О людях с улицы Маркса. Здесь прошла юность писателя. Здесь родился он в 1922 году. Здесь - учился. Здесь начал работать. Отсюда ушел в партизаны. И то что ему впоследствии доверили редактировать центральный орган Коммунистической партии Словакии "Правду" (1949–1955 гг.), и то, что ему было поручено редактировать словацкий еженедельник "Культурни живот" (1955–1956 гг.), и то, что его уже многие годы заставляет ездить и писать об успехах трудового человека в Советском Союзе, в Китае, во Вьетнаме, о фашистах, которые еще живы и еще не сложили оружие, - все это тоже идет отсюда, с рабочей улицы имени Карла Маркса.

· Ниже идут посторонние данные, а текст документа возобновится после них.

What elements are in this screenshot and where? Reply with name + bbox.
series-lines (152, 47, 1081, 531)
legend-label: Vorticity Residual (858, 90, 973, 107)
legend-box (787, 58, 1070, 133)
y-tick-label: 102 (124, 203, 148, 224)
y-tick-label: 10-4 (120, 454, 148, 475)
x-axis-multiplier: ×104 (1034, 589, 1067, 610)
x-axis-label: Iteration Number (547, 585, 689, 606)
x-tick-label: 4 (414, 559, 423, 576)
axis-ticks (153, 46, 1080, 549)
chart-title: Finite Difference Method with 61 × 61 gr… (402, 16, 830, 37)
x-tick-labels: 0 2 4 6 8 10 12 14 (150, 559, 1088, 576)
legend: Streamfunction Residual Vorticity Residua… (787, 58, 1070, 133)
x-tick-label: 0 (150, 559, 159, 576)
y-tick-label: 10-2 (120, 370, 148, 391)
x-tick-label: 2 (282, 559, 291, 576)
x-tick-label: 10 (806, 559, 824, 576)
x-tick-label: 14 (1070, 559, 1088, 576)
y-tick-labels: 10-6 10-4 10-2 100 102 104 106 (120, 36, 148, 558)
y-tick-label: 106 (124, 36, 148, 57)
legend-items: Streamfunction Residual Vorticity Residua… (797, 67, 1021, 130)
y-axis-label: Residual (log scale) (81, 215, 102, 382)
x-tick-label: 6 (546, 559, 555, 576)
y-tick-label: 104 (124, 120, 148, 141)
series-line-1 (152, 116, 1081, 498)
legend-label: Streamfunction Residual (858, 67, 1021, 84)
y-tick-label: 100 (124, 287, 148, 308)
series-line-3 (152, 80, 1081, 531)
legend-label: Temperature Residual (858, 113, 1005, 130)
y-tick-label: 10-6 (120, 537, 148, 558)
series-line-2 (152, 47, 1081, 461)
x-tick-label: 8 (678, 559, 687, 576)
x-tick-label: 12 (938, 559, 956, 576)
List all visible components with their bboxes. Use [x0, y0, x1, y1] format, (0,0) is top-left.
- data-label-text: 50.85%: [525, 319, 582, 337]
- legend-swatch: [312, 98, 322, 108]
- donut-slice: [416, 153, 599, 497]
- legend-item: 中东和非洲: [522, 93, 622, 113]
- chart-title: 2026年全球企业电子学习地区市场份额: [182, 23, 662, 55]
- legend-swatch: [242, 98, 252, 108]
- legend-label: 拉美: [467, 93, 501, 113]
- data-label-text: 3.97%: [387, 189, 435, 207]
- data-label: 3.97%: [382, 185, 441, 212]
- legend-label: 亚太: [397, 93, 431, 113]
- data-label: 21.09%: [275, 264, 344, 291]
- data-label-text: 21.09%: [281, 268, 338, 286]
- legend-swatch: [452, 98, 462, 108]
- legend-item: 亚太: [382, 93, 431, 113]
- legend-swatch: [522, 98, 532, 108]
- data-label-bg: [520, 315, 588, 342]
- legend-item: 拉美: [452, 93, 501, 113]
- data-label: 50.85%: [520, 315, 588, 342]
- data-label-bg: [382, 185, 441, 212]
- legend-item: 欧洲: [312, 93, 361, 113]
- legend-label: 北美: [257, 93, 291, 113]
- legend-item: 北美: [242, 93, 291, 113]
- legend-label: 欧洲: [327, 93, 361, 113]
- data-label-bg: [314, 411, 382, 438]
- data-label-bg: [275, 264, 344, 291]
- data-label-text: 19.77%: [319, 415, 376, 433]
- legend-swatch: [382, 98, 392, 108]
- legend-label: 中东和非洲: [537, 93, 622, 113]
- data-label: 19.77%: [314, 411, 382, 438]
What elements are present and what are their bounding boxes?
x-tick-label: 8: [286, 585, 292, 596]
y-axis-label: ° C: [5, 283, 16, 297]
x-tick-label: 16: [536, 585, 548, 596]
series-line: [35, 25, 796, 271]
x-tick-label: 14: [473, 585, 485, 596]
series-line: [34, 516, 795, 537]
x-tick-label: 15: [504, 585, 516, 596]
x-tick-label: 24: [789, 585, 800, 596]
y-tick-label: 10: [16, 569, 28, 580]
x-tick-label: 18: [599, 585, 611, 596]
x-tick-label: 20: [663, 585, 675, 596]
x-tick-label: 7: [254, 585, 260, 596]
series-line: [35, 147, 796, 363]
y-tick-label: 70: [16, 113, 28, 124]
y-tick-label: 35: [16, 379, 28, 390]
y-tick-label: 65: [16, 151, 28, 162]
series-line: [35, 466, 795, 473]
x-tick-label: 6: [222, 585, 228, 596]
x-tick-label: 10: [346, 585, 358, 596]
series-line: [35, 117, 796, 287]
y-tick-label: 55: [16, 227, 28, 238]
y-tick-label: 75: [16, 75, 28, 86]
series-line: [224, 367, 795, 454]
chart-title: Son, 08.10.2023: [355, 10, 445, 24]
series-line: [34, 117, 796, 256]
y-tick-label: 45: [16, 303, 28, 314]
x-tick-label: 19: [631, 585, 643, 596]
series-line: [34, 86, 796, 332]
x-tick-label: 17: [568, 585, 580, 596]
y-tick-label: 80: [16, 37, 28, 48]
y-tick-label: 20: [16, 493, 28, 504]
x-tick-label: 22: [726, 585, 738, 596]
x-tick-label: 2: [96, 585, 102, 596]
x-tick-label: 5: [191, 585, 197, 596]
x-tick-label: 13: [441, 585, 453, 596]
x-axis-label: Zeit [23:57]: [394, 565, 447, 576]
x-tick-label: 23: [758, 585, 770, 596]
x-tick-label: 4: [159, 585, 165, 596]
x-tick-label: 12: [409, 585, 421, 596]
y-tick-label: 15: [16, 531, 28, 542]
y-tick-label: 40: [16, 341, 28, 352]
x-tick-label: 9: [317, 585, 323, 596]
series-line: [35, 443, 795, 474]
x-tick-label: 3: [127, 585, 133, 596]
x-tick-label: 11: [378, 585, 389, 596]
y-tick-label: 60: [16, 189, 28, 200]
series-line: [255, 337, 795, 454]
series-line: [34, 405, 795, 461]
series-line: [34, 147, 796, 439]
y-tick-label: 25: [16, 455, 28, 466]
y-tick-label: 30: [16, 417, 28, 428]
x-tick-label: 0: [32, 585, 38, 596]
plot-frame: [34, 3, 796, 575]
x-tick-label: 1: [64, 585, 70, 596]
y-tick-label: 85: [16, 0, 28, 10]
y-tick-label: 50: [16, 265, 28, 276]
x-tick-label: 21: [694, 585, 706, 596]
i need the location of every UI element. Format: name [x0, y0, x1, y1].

Вся улица переживала радости и невзгоды любви, семейные передряги, перипетии печальной судьбы музыканта-цыгана, что сумел передать ей свою влюбленность в мир мелодий. Она подкармливала тех, у кого не хватало на хлеб, волновалась за исход забастовки, демонстрации. Отсюда уходили когда-то на первую мировую войну отцы, чтоб кровью своей удержать престол австрийского императора Франца-Иосифа. Отсюда же поумневшие сыновья уходили на восстание против фашизма, чтоб раз и навсегда отвоевать свободу и власть себе и своим детям.

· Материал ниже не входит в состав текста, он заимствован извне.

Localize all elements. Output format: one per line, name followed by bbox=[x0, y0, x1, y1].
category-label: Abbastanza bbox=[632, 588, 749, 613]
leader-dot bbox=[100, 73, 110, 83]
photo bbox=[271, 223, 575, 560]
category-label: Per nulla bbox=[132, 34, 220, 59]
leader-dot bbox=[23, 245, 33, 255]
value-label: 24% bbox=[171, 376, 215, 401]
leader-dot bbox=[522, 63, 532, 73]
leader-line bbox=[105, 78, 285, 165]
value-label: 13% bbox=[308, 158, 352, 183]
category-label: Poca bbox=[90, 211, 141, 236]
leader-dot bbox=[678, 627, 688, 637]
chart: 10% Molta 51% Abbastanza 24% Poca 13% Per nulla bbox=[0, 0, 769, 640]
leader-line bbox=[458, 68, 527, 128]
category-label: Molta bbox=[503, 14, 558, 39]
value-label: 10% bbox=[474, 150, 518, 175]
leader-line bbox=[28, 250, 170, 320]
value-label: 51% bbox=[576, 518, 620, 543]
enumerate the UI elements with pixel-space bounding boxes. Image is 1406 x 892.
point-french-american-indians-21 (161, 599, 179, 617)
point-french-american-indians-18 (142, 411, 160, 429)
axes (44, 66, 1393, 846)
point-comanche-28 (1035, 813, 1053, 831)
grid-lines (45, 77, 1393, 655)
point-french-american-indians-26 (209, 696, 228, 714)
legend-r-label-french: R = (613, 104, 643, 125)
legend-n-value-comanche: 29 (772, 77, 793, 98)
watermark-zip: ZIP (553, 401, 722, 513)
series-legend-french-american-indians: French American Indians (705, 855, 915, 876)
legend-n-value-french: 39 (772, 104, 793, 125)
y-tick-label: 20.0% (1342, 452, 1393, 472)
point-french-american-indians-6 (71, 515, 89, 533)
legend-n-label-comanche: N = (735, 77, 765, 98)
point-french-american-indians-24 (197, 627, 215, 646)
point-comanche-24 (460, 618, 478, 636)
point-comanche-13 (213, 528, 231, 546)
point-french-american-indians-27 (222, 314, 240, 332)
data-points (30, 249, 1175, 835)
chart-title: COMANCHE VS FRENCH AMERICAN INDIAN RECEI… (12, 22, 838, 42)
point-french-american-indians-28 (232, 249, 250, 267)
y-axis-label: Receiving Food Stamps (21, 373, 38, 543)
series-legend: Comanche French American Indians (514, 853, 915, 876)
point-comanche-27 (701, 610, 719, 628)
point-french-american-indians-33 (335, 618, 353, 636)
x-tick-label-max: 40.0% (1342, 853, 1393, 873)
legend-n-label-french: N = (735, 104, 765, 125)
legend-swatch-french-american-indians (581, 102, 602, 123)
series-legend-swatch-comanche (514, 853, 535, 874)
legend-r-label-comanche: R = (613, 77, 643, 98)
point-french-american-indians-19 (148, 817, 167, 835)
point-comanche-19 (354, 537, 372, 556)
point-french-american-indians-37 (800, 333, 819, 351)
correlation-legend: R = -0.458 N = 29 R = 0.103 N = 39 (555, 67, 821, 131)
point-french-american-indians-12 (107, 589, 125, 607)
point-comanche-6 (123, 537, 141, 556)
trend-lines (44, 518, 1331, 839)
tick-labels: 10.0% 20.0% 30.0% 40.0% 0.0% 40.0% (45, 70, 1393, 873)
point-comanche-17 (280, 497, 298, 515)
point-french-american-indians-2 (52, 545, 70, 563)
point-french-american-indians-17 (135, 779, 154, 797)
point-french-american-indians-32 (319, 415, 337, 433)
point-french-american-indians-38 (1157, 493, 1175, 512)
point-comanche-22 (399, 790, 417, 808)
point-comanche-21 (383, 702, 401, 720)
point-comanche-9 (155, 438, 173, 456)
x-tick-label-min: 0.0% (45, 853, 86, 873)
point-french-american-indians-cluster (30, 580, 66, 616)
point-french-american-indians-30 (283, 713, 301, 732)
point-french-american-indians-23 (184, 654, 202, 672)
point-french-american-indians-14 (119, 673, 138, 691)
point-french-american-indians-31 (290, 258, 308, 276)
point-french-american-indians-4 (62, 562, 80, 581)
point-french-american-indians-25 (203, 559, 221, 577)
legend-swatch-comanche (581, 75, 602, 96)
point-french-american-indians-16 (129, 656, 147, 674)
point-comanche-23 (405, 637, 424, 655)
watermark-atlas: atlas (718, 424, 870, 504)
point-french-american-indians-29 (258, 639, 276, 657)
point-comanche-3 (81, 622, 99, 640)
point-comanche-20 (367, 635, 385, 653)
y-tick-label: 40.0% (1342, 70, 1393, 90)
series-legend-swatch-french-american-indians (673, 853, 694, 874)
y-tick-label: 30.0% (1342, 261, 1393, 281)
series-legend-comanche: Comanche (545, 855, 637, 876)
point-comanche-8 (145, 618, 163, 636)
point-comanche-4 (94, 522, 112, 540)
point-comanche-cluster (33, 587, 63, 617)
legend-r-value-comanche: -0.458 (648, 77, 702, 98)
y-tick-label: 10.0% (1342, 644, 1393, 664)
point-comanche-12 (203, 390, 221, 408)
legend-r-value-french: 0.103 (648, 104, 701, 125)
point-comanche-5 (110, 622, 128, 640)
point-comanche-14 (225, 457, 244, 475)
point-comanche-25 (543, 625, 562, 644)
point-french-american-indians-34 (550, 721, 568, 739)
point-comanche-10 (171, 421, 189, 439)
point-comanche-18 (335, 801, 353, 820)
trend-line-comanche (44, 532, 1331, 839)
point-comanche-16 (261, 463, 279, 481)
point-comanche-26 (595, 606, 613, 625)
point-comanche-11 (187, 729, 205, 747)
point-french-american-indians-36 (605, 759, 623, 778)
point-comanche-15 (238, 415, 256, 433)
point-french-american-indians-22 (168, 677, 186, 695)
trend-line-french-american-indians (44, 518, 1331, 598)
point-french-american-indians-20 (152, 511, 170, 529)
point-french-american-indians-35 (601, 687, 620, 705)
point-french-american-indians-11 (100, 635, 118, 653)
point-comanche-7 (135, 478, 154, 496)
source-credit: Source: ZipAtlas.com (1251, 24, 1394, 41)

Сюда то и дело тянет сына этой улицы - Ладислава Мнячко.
- А как твоя жена, Ладё? Как твоя мать? Почему она с тобой не приехала? Она еще этого не видела? - Марженка, молодая женщина, что вела нас к себе в квартиру, обвела взглядом цветники посреди двора, выкрашенные в светлый солнечный цвет дома, густую зелень вокруг них. И повторила свой вопрос:
- Мама еще всего этого не видела?
Больше о том, как изменилась жизнь за эти годы сказано не было. И, может быть, слова приобретали здесь особую ценность потому, что их вроде стеснялись произносить. Каждому и так ясно было, что дело не только в новых цветниках, не только в обновлении домов, не только в том, что квартира друзей детства Ладислава - Марженки и ее мужа - сама по себе говорила о достатке.
Трудно передать весь тот стремительный ток ассоциации, воспоминаний, размышлений об итогах жизни, которые, минуя станции слов, при помощи едва заметного веселого, печального или насмешливого всплеска во взгляде, едва видимого движения губ, сжатия морщинок у глаз, мгновенно передаются от человека к человеку, если они - эти люди - уже издавна настроены на одну волну.
- Жалко, что твоя маминка не приехала! Привези ее! - повторяла не раз Марженка, когда мы уже пили крепкий кофе у нее в комнате.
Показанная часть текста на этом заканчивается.